Отсюда я ничего не писал тебе об уединении, хотя и очень помнил, что обещал написать пообжившись. […] Мои мысли об этом предмете те же, что и в Сергиевой; мне нечего себя испытывать, а в мои годы и не время; образ мыслей сформировался, а годы ушли. Можно быть решительным. То, что я здесь не поскучал, можно сказать, ни на минуту, – нисколько не странно; противное было бы странно.

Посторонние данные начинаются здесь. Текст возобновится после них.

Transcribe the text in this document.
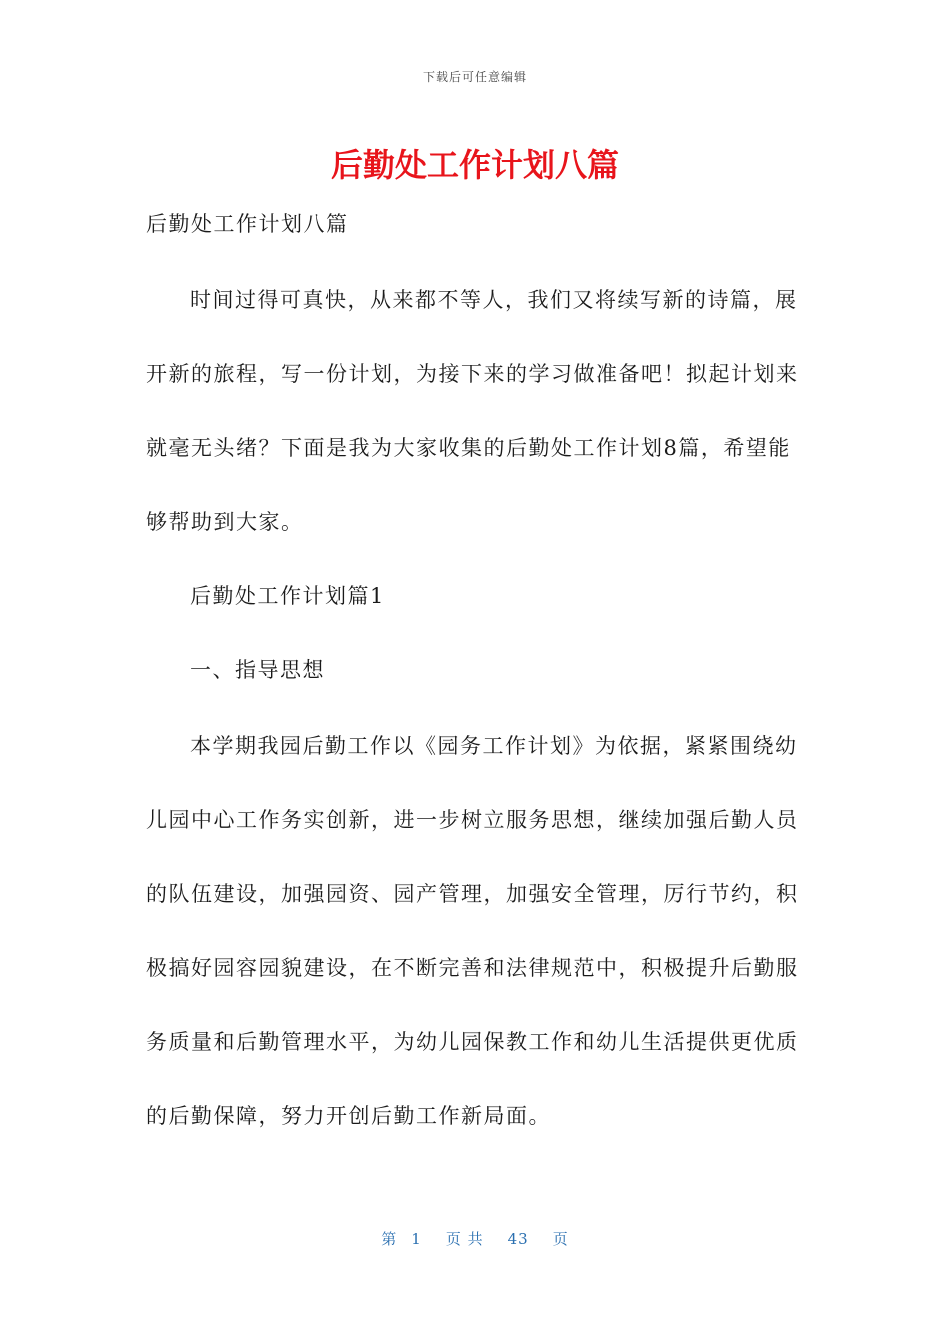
下载后可任意编辑
后勤处工作计划八篇
后勤处工作计划八篇
时间过得可真快，从来都不等人，我们又将续写新的诗篇，展
开新的旅程，写一份计划，为接下来的学习做准备吧！拟起计划来
就毫无头绪？下面是我为大家收集的后勤处工作计划8篇，希望能
够帮助到大家。
后勤处工作计划篇1
一、指导思想
本学期我园后勤工作以《园务工作计划》为依据，紧紧围绕幼
儿园中心工作务实创新，进一步树立服务思想，继续加强后勤人员
的队伍建设，加强园资、园产管理，加强安全管理，厉行节约，积
极搞好园容园貌建设，在不断完善和法律规范中，积极提升后勤服
务质量和后勤管理水平，为幼儿园保教工作和幼儿生活提供更优质
的后勤保障，努力开创后勤工作新局面。
第 1 页 共 43 页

Пошедши в монастырь не от нужды, а по собственному избранию и увлечению, – пошедший в него не ветренно, а по предварительном, подробном рассмотрении, – сохраняя цель мою неизменною доселе, я, по естественному ходу вещей, не скучал в монастыре, не скучаю, и впредь надеюсь быть сохраненным милостию Божиею. Тот монастырь для меня приятнее, который более соответствует монашеской цели. Здесь мне нравится уединение, простота, в особенности же необыкновенно сухой и здоровый воздух, чему причина грунт земли, состоящий из хрящу и песку. Место более уединенное можно найти, в особенности более закрытое лесом. Здесь роща с одной стороны, с прочих на десятки верст открытое место, почему ветры похожи на ветры Сергиевой пустыни, – сильны, но мягки, нежны. Я говорил, на всякий случай, здешнему Преосвященному, чтоб нам дал не важный, но пользующийся выгодами уединения, местоположения и климата монастырек, на что он очень согласен. […]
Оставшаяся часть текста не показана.